Having been reduced to a movement motivated by bitterness and abortion access, the cultural perception of the Feminist Movement is summed up best by Feminazi super-fan Rush Limbaugh who said, “Feminism was established so as to allow unattractive women access to the mainstream of society.” There it is in a nutshell, the feminist movement is a cadre ugly irritable women.

Mary Dore’s She’s Angry When She’s Beautiful, opening today at the Landmark Sunshine Cinemain New York and at the Landmark Nuart Theatre in Los Angeles on December 12th, ignores all of this and opts instead for a warts-and-all celebration of the 2nd Wave Movement of the 1970s. And they got the pedigree to do so as director Dore came of age as a witness to mobilization of women the country over. Her work embodies a certain celebration of the time without the politics of retrospection—nostalgia is a puss that infects our ability to look back with clarity and accuracy. Dore circumvents this trap and instead presents the 2nd Wave as a moment where almost all political issues of concern to women rose to the surface. Freedom of choice seemed as essential as creating a space for self-learning.

Take the Boston Women’s Health Collective who in 1969 began working on the female-centered health guide Our Bodies, Ourselves; a book written and edited by and for women. Their activism and frankness turned that text into an MIT course that fall. Our Bodies, Ourselves and its collective creators recognized the same dearth people across the nation recognized, women were wrapped in a political and cultural invisibility cloak.

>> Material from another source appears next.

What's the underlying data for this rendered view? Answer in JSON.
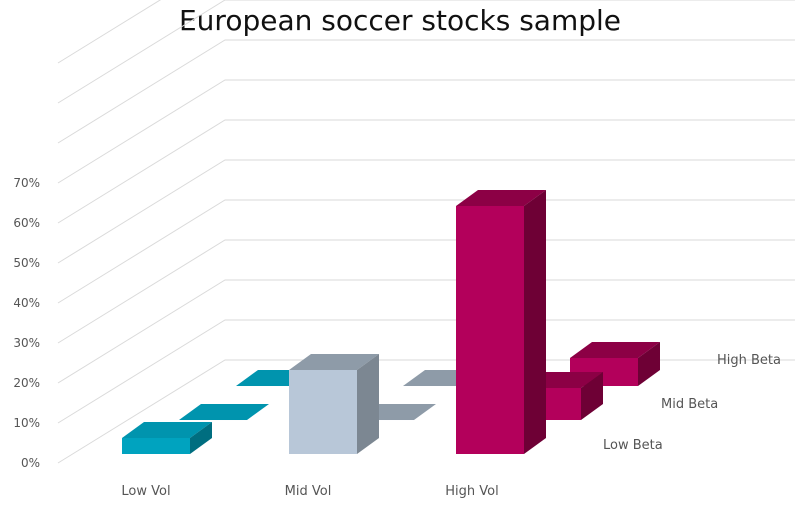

Dore argues the Feminist Movement was an extension of the Civil Rights Movement, or at the very least inspired by their mobilization and achievements. She draws on the narratives of Fran Beal, founder of the Student Non-Violent Coordinating Committee Black Women’s Liberation Council, and Linda Burn Law, founder of Black Sisters United, to illustrate both the range of boiling issues and the lack of diversity in the 2nd Wave. This is a major criticism of the Feminist Movement, it tends to be casted as a movement for wealthy white women. These diverse voices are as critical as Rita Mae Brown who as a member of NOW became part of the infamous Lavendar Menace incident in which she and a baker’s dozen of NOW members stood strong against then NOW President Betty Friedan’s public comments on the threat of lesbianism to the feminist movement.

The film molds a celebration of femininity. Dore presents little criticism outside of the activists involved and very few commentators, outside of Nona Willis Aronowitz who stands in as representation for her mother Ellen Willis, are under the age of fifty, dare I say sixty. But it isn’t a finger-waving, back-in-my-day lecture on how hard they had it and how much they’ve done for modern women. It’s quite the opposite.

Dore weaves archival footage—from Kate Millet on the David Foster Show to the marches of the 1970 Women’s General Strike—with present=day interviews of some of the movement’s most invested and pivotal players including Virginia Whitehill, Mary Jean Collins, and Alice Wolfson. The film plays as a sober and sentimental reflection on the late-1960s as a moment in which radical politics seemed as palpable as plausible, in which the image of women couldn’t be reduced or dismissed, but forced the culture to reckon with its own inequality.

I can’t imagine She’s Beautiful When She’s Angry is for feminists, seems all this might be common knowledge for the most cursory of activists, but it plays for the next generation and the ill-informed for whom Feminism is neither a pejorative nor a commercialized cliché.